Так рассуждает Охотный ряд с Обжорным, кучами толкаясь в Кремле около царских теремов в день коронования Марины и в день свадьбы её с Димитрием, 8-го мая, через пять дней по въезде Марины в Москву.

А в теремах кипят приготовления к царской свадьбе. Назначают дружек, свах, тысяцкого. Готовят караваи.

Марине готов богатый русский сарафан под венец, сарафан редкостного вишнёвого бархату, до того залитой жемчугами бурмицкими и скатными, да камнями самоцветными, что трудно даже различить цвет материи... И откуда бралось это богатство, как хватало золота и драгоценностей, откуда шли не пригоршнями, а четвериками да ковшами жемчуга, да камни на эту роскошь? Откуда? А блаженной памяти царь Иван Васильевич всеа Русии накопил: все те душеньки бояр богатых, князей, окольничьих, что записаны были у него в синодике для поминовения, и их же имена, и число ты един, Господи, веси, — все эти казнённые душеньки уходили на тот свет, оставляя свои богатые животы на царя — всё шло в его казну... Вот откуда набралось это дикое, поражающее богатство...
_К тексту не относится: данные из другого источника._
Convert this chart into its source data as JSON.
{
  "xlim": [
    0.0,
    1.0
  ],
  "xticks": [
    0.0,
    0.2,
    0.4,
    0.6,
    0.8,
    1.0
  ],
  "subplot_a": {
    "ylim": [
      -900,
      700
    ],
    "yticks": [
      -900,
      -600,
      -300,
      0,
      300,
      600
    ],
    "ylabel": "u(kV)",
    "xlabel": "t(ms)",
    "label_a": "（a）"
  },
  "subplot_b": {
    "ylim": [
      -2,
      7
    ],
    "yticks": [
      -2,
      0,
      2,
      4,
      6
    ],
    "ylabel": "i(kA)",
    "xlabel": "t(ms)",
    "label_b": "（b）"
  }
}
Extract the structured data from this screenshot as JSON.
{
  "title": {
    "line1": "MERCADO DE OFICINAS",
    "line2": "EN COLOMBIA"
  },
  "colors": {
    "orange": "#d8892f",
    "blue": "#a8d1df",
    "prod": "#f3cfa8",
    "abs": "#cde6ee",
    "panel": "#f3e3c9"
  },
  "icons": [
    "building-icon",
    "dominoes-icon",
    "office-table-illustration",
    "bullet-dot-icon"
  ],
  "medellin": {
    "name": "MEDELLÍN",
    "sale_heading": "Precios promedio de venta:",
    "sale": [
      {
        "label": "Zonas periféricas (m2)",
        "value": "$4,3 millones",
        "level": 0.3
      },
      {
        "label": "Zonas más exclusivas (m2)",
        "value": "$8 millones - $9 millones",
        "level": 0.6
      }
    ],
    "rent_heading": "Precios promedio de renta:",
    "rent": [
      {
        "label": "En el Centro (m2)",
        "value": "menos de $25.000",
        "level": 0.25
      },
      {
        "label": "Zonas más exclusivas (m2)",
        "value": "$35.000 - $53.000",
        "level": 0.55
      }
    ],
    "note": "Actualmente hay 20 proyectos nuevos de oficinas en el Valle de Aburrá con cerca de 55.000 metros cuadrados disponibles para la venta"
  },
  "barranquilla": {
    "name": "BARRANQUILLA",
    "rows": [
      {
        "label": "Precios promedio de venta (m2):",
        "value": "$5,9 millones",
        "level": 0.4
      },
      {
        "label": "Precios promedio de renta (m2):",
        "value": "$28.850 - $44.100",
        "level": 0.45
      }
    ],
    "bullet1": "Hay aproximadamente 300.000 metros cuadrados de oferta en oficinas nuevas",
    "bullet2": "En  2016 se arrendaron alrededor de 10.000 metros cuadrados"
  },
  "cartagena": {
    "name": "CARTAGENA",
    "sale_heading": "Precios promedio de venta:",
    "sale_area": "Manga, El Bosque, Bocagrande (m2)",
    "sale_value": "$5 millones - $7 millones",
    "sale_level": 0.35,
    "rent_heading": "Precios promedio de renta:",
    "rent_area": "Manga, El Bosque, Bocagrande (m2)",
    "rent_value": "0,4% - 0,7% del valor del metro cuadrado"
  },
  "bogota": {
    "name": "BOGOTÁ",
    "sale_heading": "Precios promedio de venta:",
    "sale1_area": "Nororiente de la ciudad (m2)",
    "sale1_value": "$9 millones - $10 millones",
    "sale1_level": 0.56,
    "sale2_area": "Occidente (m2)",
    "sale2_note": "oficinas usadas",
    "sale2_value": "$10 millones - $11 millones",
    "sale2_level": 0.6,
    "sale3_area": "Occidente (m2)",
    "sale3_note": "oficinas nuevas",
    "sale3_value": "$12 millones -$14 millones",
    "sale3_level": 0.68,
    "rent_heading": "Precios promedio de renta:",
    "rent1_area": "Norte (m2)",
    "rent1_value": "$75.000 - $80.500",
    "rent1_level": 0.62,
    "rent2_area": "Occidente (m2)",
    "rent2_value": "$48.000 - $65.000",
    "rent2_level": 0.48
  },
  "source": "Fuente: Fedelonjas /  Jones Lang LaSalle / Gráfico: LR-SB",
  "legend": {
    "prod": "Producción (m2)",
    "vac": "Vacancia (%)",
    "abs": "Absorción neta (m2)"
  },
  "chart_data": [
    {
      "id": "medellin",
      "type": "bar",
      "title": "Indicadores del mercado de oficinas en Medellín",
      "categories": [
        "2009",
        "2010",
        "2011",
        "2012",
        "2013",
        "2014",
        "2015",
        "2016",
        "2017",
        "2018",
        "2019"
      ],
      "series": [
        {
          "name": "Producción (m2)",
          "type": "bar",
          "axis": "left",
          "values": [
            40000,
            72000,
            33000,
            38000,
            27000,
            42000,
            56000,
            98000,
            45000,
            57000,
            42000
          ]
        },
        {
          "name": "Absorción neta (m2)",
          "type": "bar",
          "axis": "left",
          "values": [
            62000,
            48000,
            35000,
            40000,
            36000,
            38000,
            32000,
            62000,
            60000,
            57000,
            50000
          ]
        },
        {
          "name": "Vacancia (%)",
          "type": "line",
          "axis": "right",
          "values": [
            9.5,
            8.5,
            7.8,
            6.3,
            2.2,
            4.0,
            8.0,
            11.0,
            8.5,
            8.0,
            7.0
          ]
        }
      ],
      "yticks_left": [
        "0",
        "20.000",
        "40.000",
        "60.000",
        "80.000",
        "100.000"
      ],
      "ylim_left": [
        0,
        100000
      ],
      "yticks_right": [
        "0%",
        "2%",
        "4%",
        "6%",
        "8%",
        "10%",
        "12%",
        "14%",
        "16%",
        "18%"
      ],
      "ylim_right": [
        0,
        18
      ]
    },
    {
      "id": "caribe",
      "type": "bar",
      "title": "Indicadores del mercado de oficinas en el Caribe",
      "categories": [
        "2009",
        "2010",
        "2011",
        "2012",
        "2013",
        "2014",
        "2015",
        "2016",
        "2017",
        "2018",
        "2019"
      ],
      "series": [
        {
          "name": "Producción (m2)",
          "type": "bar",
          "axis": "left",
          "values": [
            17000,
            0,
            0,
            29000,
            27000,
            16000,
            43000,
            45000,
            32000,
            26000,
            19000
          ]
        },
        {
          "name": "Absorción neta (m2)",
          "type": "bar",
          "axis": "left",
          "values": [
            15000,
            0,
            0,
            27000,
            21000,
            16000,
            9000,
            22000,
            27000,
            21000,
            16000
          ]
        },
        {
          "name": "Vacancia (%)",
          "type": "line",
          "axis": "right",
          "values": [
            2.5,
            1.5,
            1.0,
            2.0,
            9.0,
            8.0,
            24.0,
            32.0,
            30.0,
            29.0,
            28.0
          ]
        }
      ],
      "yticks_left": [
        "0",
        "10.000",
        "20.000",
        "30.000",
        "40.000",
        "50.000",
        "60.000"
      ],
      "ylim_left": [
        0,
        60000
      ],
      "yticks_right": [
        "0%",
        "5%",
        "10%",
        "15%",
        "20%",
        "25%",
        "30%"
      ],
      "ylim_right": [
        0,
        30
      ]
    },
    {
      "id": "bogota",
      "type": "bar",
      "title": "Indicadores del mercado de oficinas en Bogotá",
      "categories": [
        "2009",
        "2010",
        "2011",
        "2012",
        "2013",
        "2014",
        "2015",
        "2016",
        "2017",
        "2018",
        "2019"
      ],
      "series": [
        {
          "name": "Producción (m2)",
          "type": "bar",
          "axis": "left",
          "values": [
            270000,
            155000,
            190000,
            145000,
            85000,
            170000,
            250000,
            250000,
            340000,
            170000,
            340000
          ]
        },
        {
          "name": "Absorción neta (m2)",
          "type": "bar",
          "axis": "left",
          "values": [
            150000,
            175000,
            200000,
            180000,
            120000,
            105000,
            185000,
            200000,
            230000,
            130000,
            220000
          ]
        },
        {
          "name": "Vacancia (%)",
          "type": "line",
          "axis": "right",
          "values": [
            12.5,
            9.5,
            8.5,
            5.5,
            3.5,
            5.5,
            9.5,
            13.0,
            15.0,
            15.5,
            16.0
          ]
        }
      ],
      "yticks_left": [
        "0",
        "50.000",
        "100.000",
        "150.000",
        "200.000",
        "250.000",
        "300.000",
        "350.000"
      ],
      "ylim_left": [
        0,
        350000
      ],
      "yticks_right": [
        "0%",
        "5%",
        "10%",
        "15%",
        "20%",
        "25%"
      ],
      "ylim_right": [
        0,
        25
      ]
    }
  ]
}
Ведут Марину из её покоев в столовую избу. Невеста покрыта фатой, а из-под фаты горят два чёрных глаза, словно те камни, что в золотой, в виде воронки, повязке на чёрной головке... Одной этой повязке — цены нет... Чёрные косы переплетены жемчугами — словно горох, жемчуг! Из-под сарафана выглядывают крошки-ножки: они тоже все в жемчуге... Ведут её боярыни — Мстиславская княгиня и княгиня Шуйская, жена Димитрия Шуйского.

Что написано на лице у Марины — трудно прочитать... Чернила ещё не вышли... После выйдут...

«Дольцю... Дольцю» — шепчет её сердце, глаза которого отвернулись назад, в прошедшее... А сама она глядит вперёд — и идут послушные голове, а не сердцу ноги, идут вперёд... При входе в столовую избу протопоп Терентий, большой ритор и видный попина, благословляет её крестом... На столе каравай и сыр... «Это я, моё тело, моё сердце... Дольцю, Дольцю»...

Входит и он — не Дольця — а сам, страшный, обаятельный Димитрий, который вырвал у Дольци чужое сердце и заковал в золотую корону. На нём — те же богатые царские ризы, на голове — венец, по бокам скипетр и держава, золотой арбуз с крестом. Холодом веет на Марину от этого величия, дрожь пробегает по телу, по волосам, по сердцу — но что-то неудержимо тянет её вперёд, вперёд, в этот холодный омут величия. Как оно обаятельно!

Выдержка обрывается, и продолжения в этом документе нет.